While I mused, the bus had been making its tortuously slow way through South London, and at last it reached my stop. I disembarked, thinking of the long afternoon ahead of me. I could head to Tate Modern and give myself a good dose of cultural enrichment. I could walk across the river and do some shopping in Covent Garden. I could visit Naomi and go to the park with her and the twins.

But, somehow, I didn’t feel like doing any of those things. Instead, I popped past St Mungo’s, where Mona was clearing up the last of the cups and saucers from the coffee morning.

‘That cake went down a treat, Kate,’ she told me, handing over the carefully washed cake stand. ‘Absolutely all gone. Did you have a nice time with your friend?’

‘He’s not exactly a friend. And he wants me to go with him to Turkey.’

Mona tilted her head quizzically, and I gave her a brief rundown of the state of play.

‘In these situations,’ she said, pulling the white cloth off the table and bundling it up to take home and wash, ‘I always ask myself: would I regret doing something or would I regret not doing it?’

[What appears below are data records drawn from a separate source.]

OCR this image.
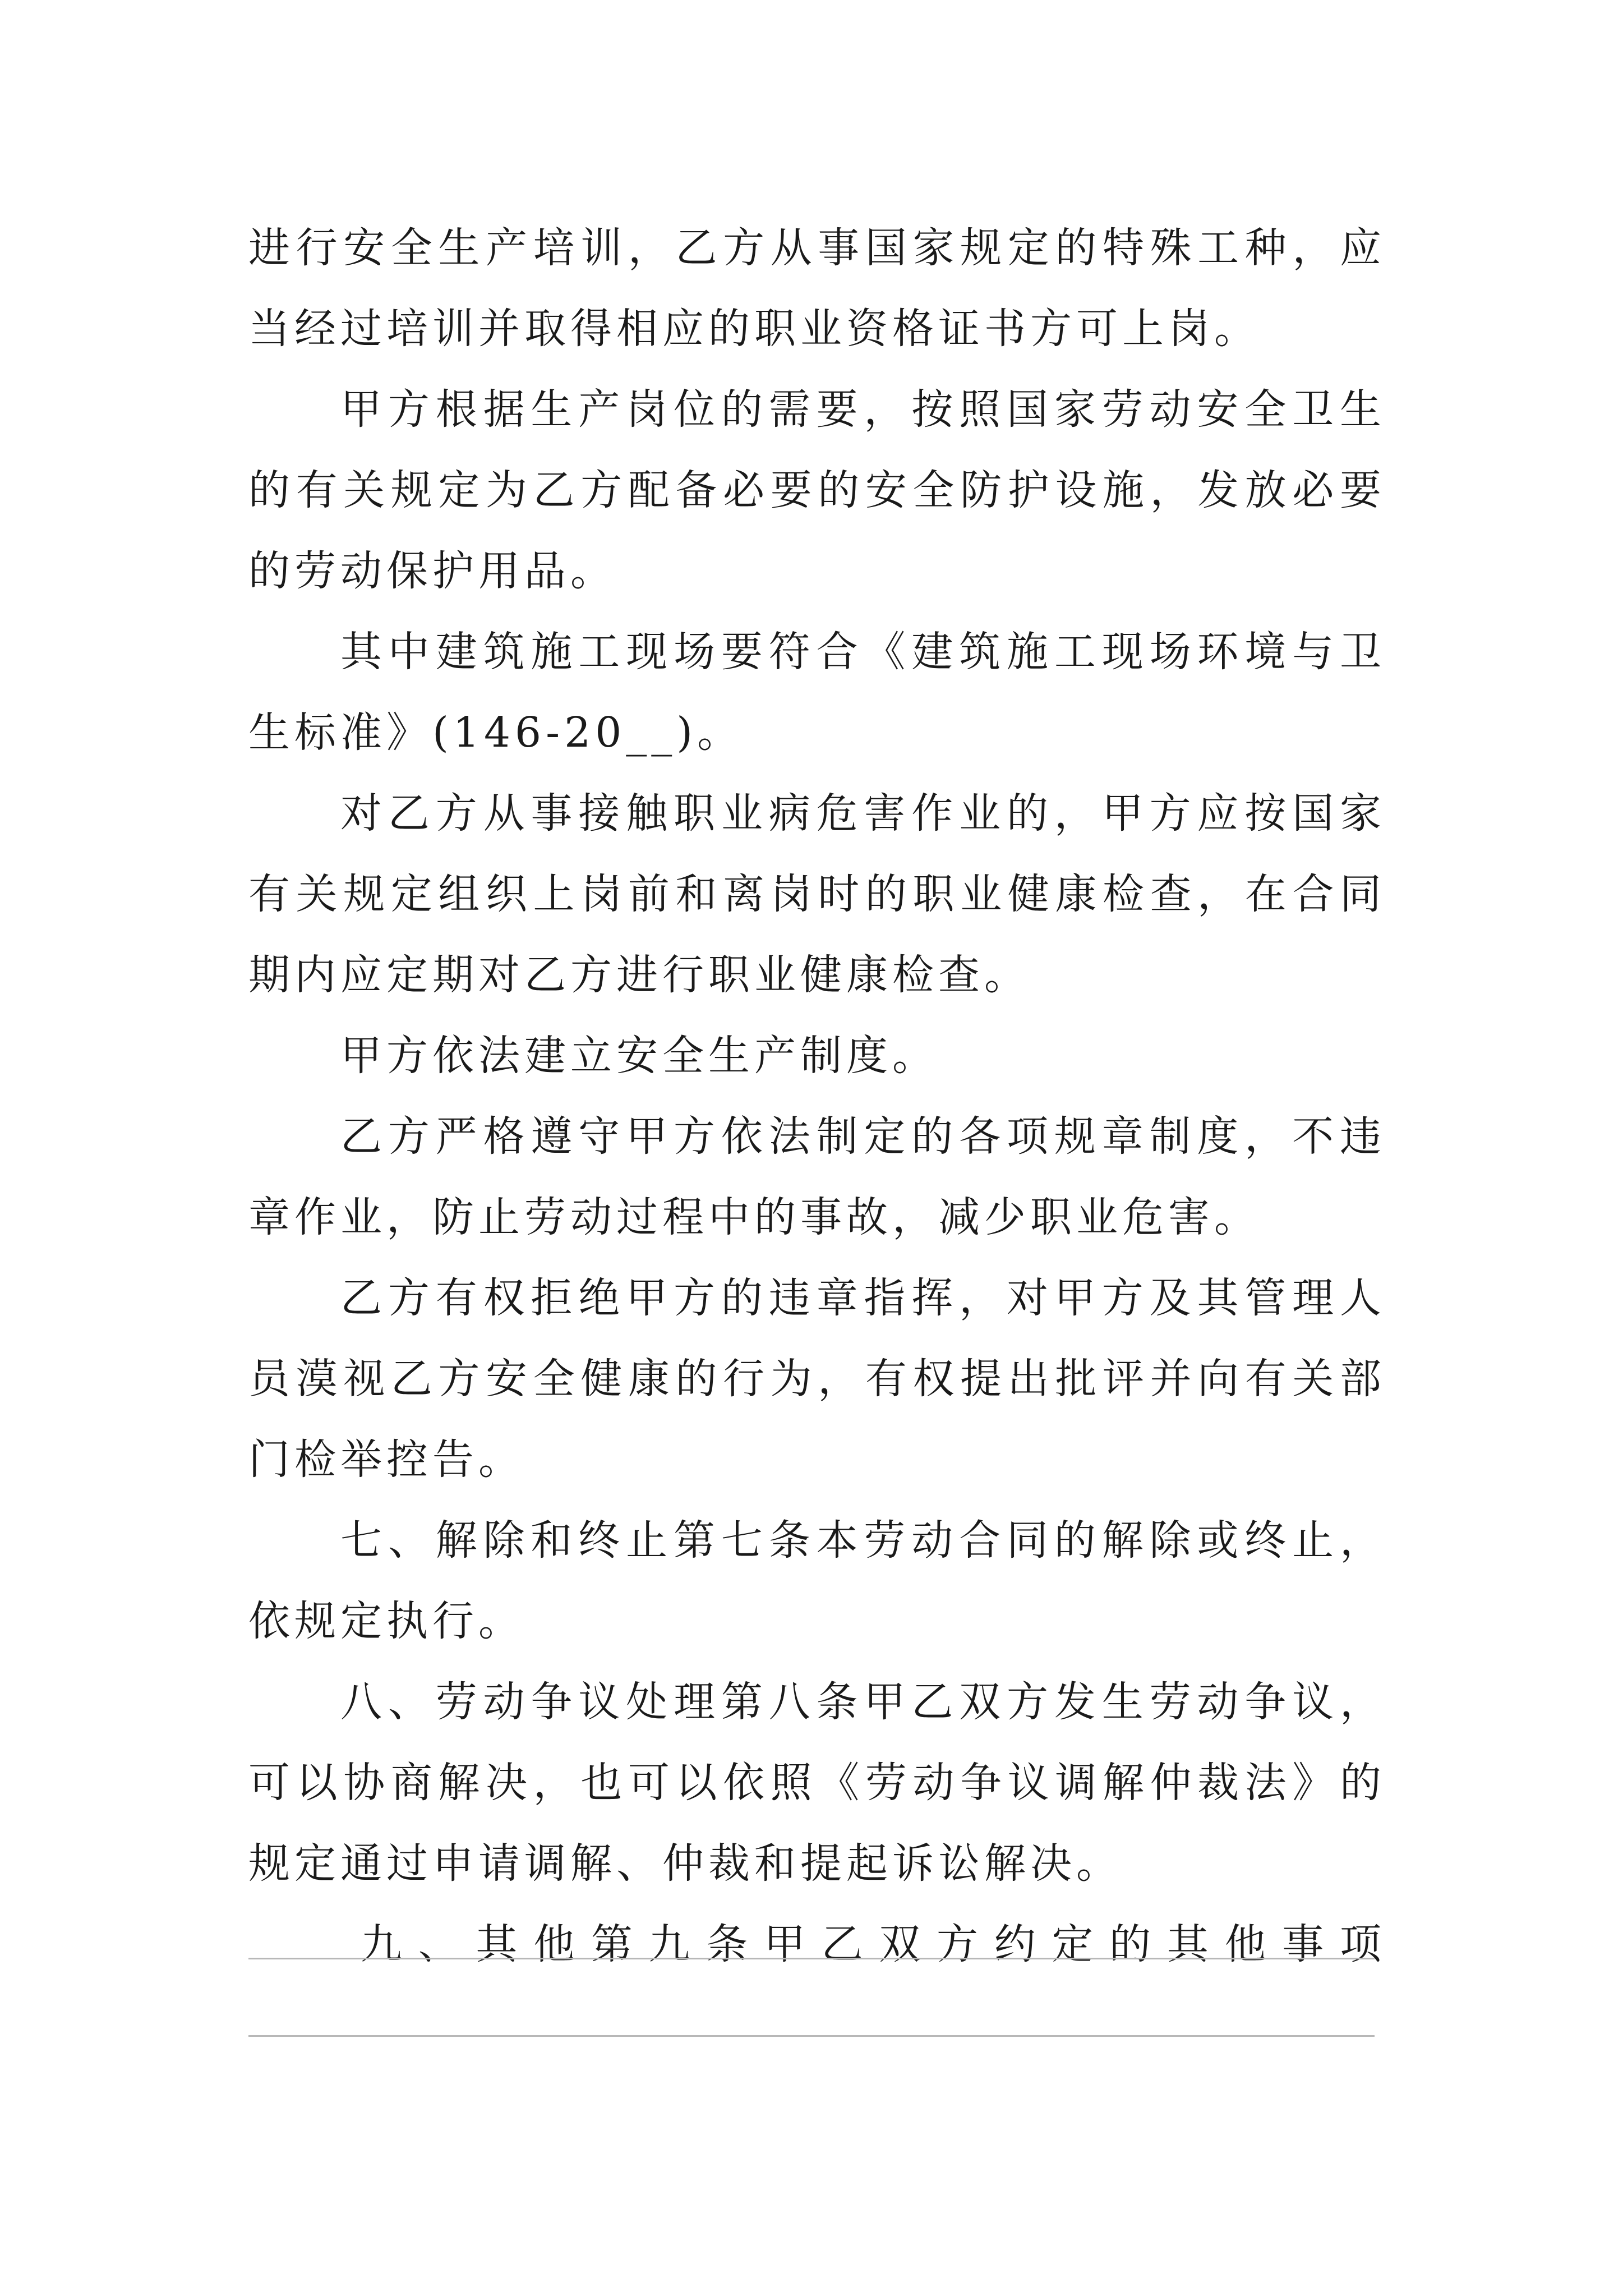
进行安全生产培训，乙方从事国家规定的特殊工种，应当经过培训并取得相应的职业资格证书方可上岗。

甲方根据生产岗位的需要，按照国家劳动安全卫生的有关规定为乙方配备必要的安全防护设施，发放必要的劳动保护用品。

其中建筑施工现场要符合《建筑施工现场环境与卫生标准》(146-20__)。

对乙方从事接触职业病危害作业的，甲方应按国家有关规定组织上岗前和离岗时的职业健康检查，在合同期内应定期对乙方进行职业健康检查。

甲方依法建立安全生产制度。

乙方严格遵守甲方依法制定的各项规章制度，不违章作业，防止劳动过程中的事故，减少职业危害。

乙方有权拒绝甲方的违章指挥，对甲方及其管理人员漠视乙方安全健康的行为，有权提出批评并向有关部门检举控告。

七、解除和终止第七条本劳动合同的解除或终止，依规定执行。

八、劳动争议处理第八条甲乙双方发生劳动争议，可以协商解决，也可以依照《劳动争议调解仲裁法》的规定通过申请调解、仲裁和提起诉讼解决。

九、其他第九条甲乙双方约定的其他事项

I thought about this. Did Daniel regret his inaction over Andy all those years ago? He’d never said so – at least not to me. And if I stood by my decision not to go to Turkey with him, would I end up regretting that?

‘I get that,’ I said. ‘It’s good advice. But it seems like such a massive overreaction. And besides, Daniel and I don’t get on. I don’t want to go to Turkey with him – or anywhere else, for that matter. If I’m honest, I’d rather stick pins in my eyes.’

‘Now don’t be melodramatic,’ she scolded. ‘It’s a lovely country. Delicious food. When George was alive, we went all-inclusive there a couple of summers and we ate like kings. And you could do with a rest.’

I wasn’t sure how spending time with Daniel could be described as restful, delicious food or no delicious food. His infuriating smile-that-wasn’t-a-smile, his annoying hair, his insufferable air of having made up his mind and being right – it would be enough to put anyone off their izgara kofte. And besides, there was the small matter of actually getting there, if I did decide to go. Which I hadn’t.

‘What would you do without me and my cake, though?’ I asked. ‘Your guests would riot.’

‘They’d do no such thing. They’d be perfectly happy with custard creams. Maybe not as happy, but they’d make do.’